Intolérance

Intolerance

Cet article est extrait de l'ouvrage Larousse « Dictionnaire mondial des films ».

Épopée historique de David Wark Griffith, avec Lillian Gish (la femme au berceau), Mae Marsh (la bien-aimée), Robert Harron (le jeune homme), Sam de Grasse (Arthur Jenkins), Margery Wilson (Brown Eyes), Constance Talmadge (la fille de la montagne), Elmer Clifton (le rhapsode).

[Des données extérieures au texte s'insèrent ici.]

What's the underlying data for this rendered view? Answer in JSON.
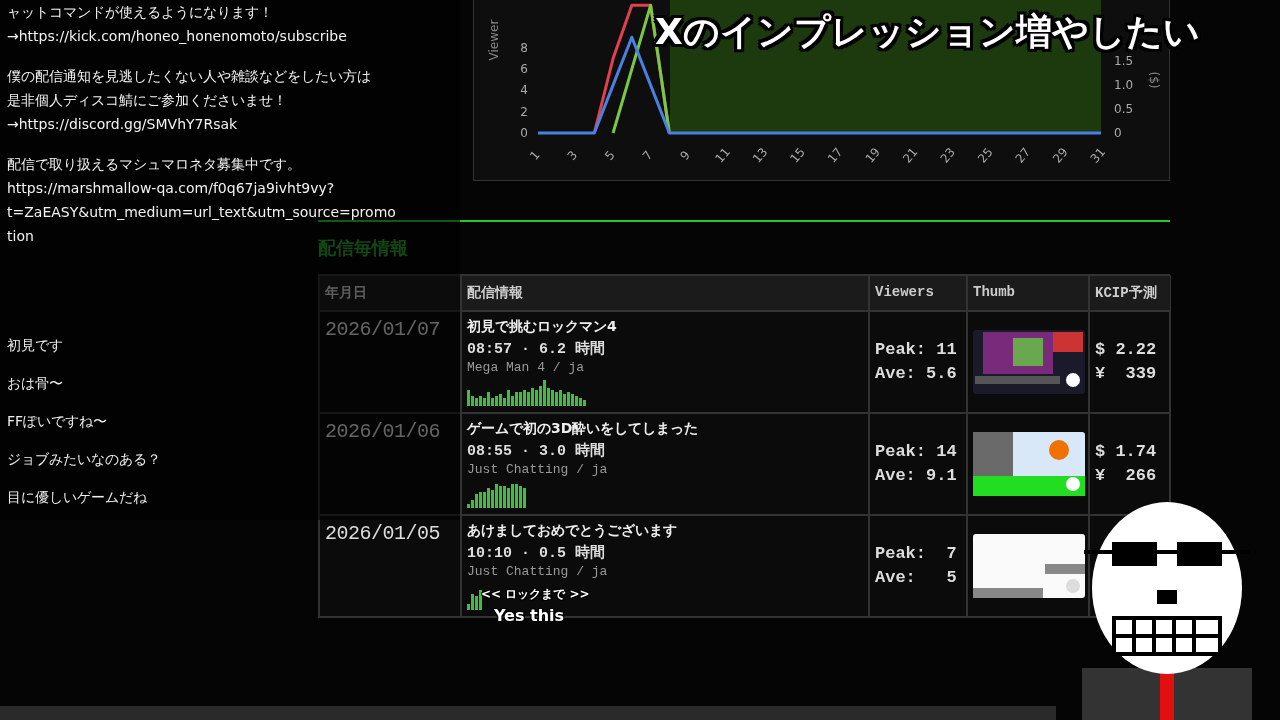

  • Scénario : David Wark Griffith
  • Photographie : Billy Bitzer, Karl Brown
  • Décor : Franz Wortman
  • Musique : Joseph Carl Breil, D.W. Griffith
  • Montage : J. Smith, R. Smith, Joe Allen, D.W. Griffith
  • Production : Wark Producing Corporation
  • Pays : États-Unis
  • Date de sortie : 1916
  • Son : noir et blanc
  • Durée : 3 600 m (environ 3 h 20)

Résumé

Une jeune femme berce son nouveau-né. Parallèlement, quatre destins se déroulent à quatre époques.

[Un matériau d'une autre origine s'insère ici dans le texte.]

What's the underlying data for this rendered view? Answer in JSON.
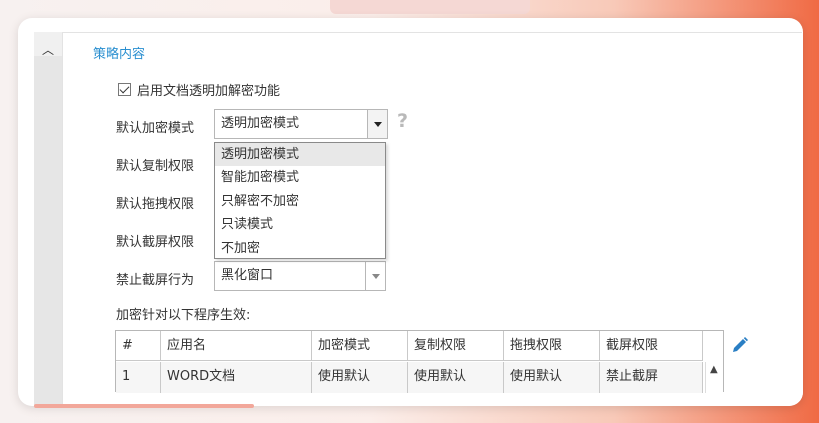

À l'époque contemporaine, un jeune homme, réduit au chômage par le puritanisme d'une ligue féminine, est amené à voler. Il épouse celle qu'il aime, renonce à ses activités illégales. Il est arrêté et accusé du meurtre du voyou qui convoitait sa femme et qui a été en fait tué par une maîtresse délaissée. Condamné à mort, il sera sauvé in extremis de la pendaison.

En Judée, on assiste aux noces de Cana, à l'épisode biblique de la femme adultère, puis à la crucifixion du Christ.

En 1572, en France, Catherine de Médicis, qui souhaite la mort des protestants, obtient de son fils Charles IX la signature d'un ordre d'extermination. La Saint-Barthélemy est la date choisie. Prosper Latour, noble protestant, et sa femme sont massacrés.

En 539 av. J.-C., en Chaldée, les prêtres de Baal pactisent avec Cyrus et se préparent à lui livrer Babylone sur laquelle règne Nabonide, souverain tolérant. Cyrus marche sur Babylone. La fille de la montagne découvre le complot des prêtres, mais il est trop tard et Babylone tombe aux mains de Cyrus. Balthazar se suicide.

Commentaire

Le conflit éternel de la haine et de l'amour

Le sous-titre d'Intolérance est Love's Struggle Throughout the Ages et son récit mêle quatre histoires « coulant comme des fleuves majestueux, puis se mélangeant comme des torrents impétueux ». Cette fresque historique mégalomane conçue par David W. Griffith après l'extraordinaire succès de Naissance d'une nation (1914) est, en même temps qu'une superproduction, un essai d'une extrême audace puisqu'il déroge au principe de la continuité et de la linéarité narrative. Griffith entend s'y mesurer avec les formes cinématographiques de l'époque antérieure. Si dans l'épisode moderne, la Mère et la loi, il récapitule ses propres inventions formelles mises au point dans ses courts métrages de la Biograph, il cite les Passions Pathé avec la crucifixion du Christ, le Film d'Art Français comme l'Assassinat du duc de Guise avec le massacre de la Saint-Barthélemy tandis qu'avec la Chute de Babylone, il entend battre les Italiens sur leur propre terrain (notamment en dépassant le colossal de Cabiria de Pastrone). L'originalité profonde d'Intolérance est d'avoir surpassé le principe de l'alternance propre au récit de chacune des histoires par la mise en parallèle globale de celles-ci avec le thème de l'amour maternel, métaphore des forces du Bien et du Progrès dans l'Histoire. L'image de la mère, « issue du berceau se balançant sans fin », s'oppose à elle seule à la diversité illusoire et au fanatisme des différentes périodes de l'Histoire passée. Cette symphonie en quatre mouvements, entrecroisant les épisodes, sautant d'une époque et d'un lieu à l'autre, multiplie les télescopages et les analogies symboliques avant de se transfigurer, lors de l'épilogue, dans une apothéose pacifiste qui prendra à revers l'opinion publique américaine à quelques mois de l'intervention des États-Unis dans le conflit européen.

  • 1916 Intolérance, film de D. W. Griffith.